Perhaps. And even as “Till” feels more muted, and less ambitious than the stellar work of “Clemency” it still offers an important next step in Chukwu’s career. She remains ever perceptive about the dynamics of performance and offers Danielle Deadwyler a role that allows her room for a dynamism that ties the film together. The story of Emmett Till, a young boy murdered by white supremacists in Mississippi in 1955, is one those familiar with the American Civil Rights Movement know. “Till” is obviously weighed by its responsibility, and it lends a tidiness to things that sometimes becomes obtrusive. It is at its best when it lets the anger of its story stir in imagistic moments of silence rather than in speechifying. So, it is the images that feel most cogent, like the camera drawing back to reveal Emmett’s body, or a shot of Mamie and her fiancé Gene that turns into a newspaper clipping, or a shot of a farmhouse from a distance as we hear, but not see, the atrocities that set the film off. There is enough here in craft to emphasise Chukwu’s gifts. Even when the language of the film (co-written with Michael Reilly and Keith Beauchamp) feels too knowing or on the nose (like a final speech from Mamie), “Till” also feels actively engaged in thinking through dynamics of how history plays out on film – how it mutates what we know, and think we know. It is a film made with thought and care.

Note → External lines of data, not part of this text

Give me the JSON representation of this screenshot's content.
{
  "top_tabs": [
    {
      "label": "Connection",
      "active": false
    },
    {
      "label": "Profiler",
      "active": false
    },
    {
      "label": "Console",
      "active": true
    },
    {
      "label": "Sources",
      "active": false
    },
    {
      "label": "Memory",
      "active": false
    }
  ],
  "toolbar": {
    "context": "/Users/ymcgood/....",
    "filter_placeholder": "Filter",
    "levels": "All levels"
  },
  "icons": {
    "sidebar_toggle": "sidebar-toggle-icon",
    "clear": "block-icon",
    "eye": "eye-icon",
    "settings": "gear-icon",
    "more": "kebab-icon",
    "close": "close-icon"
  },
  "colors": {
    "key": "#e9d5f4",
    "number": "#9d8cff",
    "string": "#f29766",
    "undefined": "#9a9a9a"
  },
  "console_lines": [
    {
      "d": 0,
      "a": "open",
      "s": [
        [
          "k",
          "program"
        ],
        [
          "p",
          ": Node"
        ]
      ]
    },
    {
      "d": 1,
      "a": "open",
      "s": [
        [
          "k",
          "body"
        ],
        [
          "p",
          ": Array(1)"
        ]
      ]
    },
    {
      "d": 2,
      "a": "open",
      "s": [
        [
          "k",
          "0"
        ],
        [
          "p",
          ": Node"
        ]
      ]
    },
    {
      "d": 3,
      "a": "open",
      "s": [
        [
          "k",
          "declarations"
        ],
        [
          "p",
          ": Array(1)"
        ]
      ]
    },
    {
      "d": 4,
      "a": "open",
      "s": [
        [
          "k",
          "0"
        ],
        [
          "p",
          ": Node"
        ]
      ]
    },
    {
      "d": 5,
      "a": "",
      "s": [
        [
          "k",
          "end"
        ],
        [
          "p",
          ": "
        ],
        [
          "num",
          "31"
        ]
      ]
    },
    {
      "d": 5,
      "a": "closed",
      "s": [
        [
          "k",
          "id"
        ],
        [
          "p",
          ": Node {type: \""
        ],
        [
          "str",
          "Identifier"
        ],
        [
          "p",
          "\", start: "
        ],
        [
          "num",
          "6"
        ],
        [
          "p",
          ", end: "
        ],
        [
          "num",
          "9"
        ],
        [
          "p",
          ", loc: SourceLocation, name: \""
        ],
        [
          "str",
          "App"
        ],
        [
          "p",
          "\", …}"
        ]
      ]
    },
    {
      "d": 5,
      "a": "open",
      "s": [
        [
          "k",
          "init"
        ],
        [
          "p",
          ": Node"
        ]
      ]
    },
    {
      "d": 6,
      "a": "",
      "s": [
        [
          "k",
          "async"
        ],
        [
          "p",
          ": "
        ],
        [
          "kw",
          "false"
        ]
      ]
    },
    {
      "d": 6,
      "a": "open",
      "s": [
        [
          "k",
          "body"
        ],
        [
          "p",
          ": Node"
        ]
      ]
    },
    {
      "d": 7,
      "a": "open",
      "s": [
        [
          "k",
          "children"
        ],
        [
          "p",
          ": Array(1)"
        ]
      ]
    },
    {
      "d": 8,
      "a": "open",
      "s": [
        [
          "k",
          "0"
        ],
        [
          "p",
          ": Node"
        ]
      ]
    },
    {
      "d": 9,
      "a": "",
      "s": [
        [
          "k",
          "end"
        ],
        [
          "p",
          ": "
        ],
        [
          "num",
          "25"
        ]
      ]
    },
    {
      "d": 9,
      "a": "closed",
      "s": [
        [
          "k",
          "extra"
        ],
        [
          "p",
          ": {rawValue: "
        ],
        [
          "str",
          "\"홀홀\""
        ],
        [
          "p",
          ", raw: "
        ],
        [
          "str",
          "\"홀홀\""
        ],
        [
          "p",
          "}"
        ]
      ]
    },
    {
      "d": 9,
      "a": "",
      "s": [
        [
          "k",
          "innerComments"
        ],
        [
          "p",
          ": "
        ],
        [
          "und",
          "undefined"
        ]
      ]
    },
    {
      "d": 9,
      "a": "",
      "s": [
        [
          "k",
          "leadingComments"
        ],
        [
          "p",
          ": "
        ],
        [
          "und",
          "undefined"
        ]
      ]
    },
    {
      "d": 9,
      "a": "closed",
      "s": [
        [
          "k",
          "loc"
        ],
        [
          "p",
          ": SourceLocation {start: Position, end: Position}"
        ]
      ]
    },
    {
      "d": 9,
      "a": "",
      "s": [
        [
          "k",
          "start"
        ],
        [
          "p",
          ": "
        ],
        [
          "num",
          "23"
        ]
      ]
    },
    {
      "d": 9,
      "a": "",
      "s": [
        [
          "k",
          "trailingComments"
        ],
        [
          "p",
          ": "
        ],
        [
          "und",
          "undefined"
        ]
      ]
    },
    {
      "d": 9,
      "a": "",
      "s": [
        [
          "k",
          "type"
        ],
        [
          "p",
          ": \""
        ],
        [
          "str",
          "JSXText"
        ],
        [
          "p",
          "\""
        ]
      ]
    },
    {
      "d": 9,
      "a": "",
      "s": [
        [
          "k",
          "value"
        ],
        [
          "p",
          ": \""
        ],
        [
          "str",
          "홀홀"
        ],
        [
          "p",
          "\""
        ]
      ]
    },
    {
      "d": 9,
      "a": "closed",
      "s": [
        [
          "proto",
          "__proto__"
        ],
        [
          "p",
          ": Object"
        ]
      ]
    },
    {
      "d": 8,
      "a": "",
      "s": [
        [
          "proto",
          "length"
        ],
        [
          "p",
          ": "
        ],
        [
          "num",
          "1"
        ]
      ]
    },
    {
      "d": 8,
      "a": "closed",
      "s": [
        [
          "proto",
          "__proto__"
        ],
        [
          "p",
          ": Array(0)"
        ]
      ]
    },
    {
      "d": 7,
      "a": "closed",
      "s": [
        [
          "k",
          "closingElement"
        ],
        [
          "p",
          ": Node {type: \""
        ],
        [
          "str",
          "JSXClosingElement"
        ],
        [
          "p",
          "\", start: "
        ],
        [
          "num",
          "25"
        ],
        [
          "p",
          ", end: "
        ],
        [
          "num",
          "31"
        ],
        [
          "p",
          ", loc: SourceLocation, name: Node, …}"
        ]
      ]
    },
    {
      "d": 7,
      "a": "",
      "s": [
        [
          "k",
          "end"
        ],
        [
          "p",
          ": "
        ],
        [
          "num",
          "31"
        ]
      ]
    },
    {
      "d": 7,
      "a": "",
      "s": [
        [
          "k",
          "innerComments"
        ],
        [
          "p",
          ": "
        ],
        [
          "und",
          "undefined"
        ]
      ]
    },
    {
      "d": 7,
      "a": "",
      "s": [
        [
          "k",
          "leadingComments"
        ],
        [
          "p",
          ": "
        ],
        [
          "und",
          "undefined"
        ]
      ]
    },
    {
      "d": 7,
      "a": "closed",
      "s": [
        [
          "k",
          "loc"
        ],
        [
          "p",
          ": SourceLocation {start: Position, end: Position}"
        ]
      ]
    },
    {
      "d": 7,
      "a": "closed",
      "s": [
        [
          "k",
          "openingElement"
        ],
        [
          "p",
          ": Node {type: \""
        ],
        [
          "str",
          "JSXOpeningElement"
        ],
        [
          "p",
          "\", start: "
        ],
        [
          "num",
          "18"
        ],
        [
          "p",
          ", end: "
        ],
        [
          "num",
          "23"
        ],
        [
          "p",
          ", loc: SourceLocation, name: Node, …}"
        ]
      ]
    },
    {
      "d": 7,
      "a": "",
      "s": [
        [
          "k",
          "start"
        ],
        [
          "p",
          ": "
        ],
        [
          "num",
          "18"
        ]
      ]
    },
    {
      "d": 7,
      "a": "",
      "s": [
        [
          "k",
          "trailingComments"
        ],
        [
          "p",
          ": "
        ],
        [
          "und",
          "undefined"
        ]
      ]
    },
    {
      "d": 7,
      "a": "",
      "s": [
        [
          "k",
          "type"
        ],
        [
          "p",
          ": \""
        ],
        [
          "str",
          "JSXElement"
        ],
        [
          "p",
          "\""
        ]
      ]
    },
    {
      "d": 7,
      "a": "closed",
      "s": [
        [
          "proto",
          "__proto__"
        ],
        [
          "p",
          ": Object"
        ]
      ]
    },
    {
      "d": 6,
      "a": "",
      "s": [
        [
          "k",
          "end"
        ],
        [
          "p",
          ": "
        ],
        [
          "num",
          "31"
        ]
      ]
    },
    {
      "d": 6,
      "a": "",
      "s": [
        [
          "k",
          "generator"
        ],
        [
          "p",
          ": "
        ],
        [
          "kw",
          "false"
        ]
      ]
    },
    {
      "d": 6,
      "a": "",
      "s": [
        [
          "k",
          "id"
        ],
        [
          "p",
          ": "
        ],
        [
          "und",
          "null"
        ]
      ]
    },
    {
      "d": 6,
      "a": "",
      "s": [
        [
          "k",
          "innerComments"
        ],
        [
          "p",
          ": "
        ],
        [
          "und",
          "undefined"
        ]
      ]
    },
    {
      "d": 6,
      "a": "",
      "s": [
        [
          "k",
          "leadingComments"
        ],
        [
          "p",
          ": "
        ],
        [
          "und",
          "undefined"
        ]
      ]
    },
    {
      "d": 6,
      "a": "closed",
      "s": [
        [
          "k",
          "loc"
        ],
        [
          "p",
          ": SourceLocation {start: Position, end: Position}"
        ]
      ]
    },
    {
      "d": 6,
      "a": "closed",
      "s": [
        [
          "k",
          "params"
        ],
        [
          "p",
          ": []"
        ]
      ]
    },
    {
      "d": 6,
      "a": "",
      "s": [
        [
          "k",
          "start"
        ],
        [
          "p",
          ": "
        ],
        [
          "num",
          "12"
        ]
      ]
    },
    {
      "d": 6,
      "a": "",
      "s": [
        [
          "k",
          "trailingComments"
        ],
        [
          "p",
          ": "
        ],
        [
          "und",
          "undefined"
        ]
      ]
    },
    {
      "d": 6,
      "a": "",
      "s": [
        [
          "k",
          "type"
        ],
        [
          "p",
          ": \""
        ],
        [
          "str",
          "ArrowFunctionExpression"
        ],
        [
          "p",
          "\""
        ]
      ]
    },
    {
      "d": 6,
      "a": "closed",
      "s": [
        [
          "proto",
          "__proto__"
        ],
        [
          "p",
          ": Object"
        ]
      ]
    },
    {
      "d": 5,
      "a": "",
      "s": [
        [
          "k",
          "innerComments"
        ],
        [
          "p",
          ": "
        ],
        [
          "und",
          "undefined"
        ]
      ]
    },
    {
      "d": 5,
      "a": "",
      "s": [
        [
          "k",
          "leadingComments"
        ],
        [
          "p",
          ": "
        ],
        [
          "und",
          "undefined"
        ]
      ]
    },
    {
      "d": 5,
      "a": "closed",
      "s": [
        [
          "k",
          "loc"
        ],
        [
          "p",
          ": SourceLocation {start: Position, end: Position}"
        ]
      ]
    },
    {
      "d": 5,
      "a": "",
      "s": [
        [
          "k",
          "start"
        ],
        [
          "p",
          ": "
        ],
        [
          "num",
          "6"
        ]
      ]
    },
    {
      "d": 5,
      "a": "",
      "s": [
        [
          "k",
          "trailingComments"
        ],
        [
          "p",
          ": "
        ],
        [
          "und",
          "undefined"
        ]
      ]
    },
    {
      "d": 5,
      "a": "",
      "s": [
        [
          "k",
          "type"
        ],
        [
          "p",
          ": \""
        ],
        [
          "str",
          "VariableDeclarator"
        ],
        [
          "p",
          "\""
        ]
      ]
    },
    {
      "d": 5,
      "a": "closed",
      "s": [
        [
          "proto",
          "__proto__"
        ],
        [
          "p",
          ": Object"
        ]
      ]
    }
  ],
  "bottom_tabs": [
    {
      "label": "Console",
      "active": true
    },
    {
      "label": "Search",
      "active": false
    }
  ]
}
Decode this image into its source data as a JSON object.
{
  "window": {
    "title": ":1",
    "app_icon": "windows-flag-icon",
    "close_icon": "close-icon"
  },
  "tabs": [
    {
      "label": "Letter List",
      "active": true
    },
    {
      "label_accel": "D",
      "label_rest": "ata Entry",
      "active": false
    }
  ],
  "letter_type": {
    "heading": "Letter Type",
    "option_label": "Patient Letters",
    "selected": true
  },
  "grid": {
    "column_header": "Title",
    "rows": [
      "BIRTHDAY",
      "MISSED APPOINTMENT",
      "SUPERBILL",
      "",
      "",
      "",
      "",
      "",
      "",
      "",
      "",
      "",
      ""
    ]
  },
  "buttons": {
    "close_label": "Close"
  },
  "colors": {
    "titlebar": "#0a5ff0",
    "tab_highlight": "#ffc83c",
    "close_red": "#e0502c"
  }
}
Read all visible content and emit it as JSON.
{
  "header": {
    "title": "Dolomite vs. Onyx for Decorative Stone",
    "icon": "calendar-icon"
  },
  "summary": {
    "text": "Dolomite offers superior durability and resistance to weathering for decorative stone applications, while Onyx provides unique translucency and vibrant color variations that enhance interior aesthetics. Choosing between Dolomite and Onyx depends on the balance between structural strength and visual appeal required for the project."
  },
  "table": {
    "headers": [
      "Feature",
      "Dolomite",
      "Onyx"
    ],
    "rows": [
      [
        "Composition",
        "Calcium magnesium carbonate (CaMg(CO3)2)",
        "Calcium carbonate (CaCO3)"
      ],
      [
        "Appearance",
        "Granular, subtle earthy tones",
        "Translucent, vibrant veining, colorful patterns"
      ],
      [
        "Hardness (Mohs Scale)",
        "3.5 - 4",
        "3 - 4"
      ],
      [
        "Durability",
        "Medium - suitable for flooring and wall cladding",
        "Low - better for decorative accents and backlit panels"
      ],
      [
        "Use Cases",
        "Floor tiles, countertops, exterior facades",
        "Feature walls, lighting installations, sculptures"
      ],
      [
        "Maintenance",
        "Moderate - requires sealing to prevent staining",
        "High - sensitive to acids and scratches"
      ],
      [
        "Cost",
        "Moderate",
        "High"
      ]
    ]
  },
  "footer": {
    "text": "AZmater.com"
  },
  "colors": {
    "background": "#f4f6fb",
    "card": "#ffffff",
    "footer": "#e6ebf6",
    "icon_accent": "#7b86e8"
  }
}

Yet, I find musing on the way the “importance” of this story is what finally gets Chinonye Chukwu considered by the mainstream when she’s shown so much talent earlier. I cannot help but feel it sends the message that a specific kind of Black story is what gives a Black filmmaker the limelight and it’s that awareness that seems to filter through this specific story of trauma, leaving “Till” bound to a historical event that feels almost too big for a single film.
“The Good Nurse” is streaming on Netflix; “Till” and “Amsterdam” are available to rent on Prime Video and other platforms.